Written by: John Carpenter and Dan O'Bannon (original story and screenplay)
Directed by: John Carpenter
Starring: Dan O'Bannon, Dre Pahich, Brian Narelle
My rating is simple, Watch It, It Depends, Skip it. Read my previous movie reviews!
A small crew twenty years into their mission and deep into space suddenly find everything going wrong.
This is certainly a budget film, and the production leaves a lot to be desire. While it presents interesting ideas, it can't overcome a movie that becomes comedy due to lack of budget. This isn't far from a couple of guys making a movie in their back yard. The result doesn't match their ambition.
As John Carpenter stated, a "great looking student film" became a "terrible looking feature film" as they padded the film to reach feature length.
The only reason to see this is for a glimpse of Carpenter's early work. Everything is rough and the plot meanders with no clear destination. The 'alien' chase is rather long. The crew is trapped on a ship that is falling apart. If it can go wrong, it has.
This is incredibly low budget. The interesting concepts are completely overshadowed by the production. This includes a beach ball alien. There is no mistaking they attached rubber feet to and painted a beach ball. While it's comedic, I don't think that was their intention at all. Look at what Carpenter did in the future. O'Bannon went on to write Alien. These guys don't do comedy. You could call this dark comedy, but the only overt comedy is the smart bomb that is eager to detonate. Most of the 'comedy' ties back to the low budget.

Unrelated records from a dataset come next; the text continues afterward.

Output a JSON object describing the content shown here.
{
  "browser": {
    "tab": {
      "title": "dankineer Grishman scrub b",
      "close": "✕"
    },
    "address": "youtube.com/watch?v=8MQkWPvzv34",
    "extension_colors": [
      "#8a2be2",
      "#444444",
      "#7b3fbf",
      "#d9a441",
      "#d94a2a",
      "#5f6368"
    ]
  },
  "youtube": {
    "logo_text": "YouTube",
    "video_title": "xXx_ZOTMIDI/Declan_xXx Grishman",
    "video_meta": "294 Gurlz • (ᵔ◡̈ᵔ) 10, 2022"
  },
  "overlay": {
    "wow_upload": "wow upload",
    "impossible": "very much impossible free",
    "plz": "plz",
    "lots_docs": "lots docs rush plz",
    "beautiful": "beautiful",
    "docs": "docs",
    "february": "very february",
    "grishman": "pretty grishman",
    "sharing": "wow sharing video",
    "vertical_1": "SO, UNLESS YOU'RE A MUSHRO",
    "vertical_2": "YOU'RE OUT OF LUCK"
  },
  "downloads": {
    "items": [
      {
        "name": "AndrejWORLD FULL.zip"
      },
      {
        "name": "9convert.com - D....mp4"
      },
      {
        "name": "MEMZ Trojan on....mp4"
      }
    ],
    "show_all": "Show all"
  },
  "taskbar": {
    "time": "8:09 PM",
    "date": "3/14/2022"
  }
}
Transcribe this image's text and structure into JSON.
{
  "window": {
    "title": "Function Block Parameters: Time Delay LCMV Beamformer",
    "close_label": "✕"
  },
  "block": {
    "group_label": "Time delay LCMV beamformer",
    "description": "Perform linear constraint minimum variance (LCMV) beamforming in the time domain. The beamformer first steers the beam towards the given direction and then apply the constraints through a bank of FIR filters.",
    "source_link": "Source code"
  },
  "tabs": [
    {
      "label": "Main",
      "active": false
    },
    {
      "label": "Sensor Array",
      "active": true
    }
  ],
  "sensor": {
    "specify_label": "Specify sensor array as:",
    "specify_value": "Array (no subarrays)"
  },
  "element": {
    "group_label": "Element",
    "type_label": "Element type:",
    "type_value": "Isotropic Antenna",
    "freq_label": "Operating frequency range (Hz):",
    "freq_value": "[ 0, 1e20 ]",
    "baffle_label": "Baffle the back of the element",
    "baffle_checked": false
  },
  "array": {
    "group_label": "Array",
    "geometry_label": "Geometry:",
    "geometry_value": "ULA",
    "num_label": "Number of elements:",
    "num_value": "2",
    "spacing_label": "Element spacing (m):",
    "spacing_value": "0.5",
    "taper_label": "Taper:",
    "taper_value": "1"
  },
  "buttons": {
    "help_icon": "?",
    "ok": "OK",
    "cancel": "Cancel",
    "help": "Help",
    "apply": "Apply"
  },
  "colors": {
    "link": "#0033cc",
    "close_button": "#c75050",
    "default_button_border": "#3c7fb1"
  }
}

The ending goes for broke, but with a movie like this, what else can you do? The smart bomb that was earlier talked out of exploding with reference to philosophy, uses that same philosophy to justify exploding. There may also be a space surfing scene.
This was Carpenter and O'Bannon's first movie, a student film. It shows, but you have to start somewhere. O'Bannon used this script as the basis for writing Alien (1979). Carpenter went on to do Assault on Precinct 13 (1976) next, followed later by Halloween (1978), Escape from New York (1981), and The Thing (1982).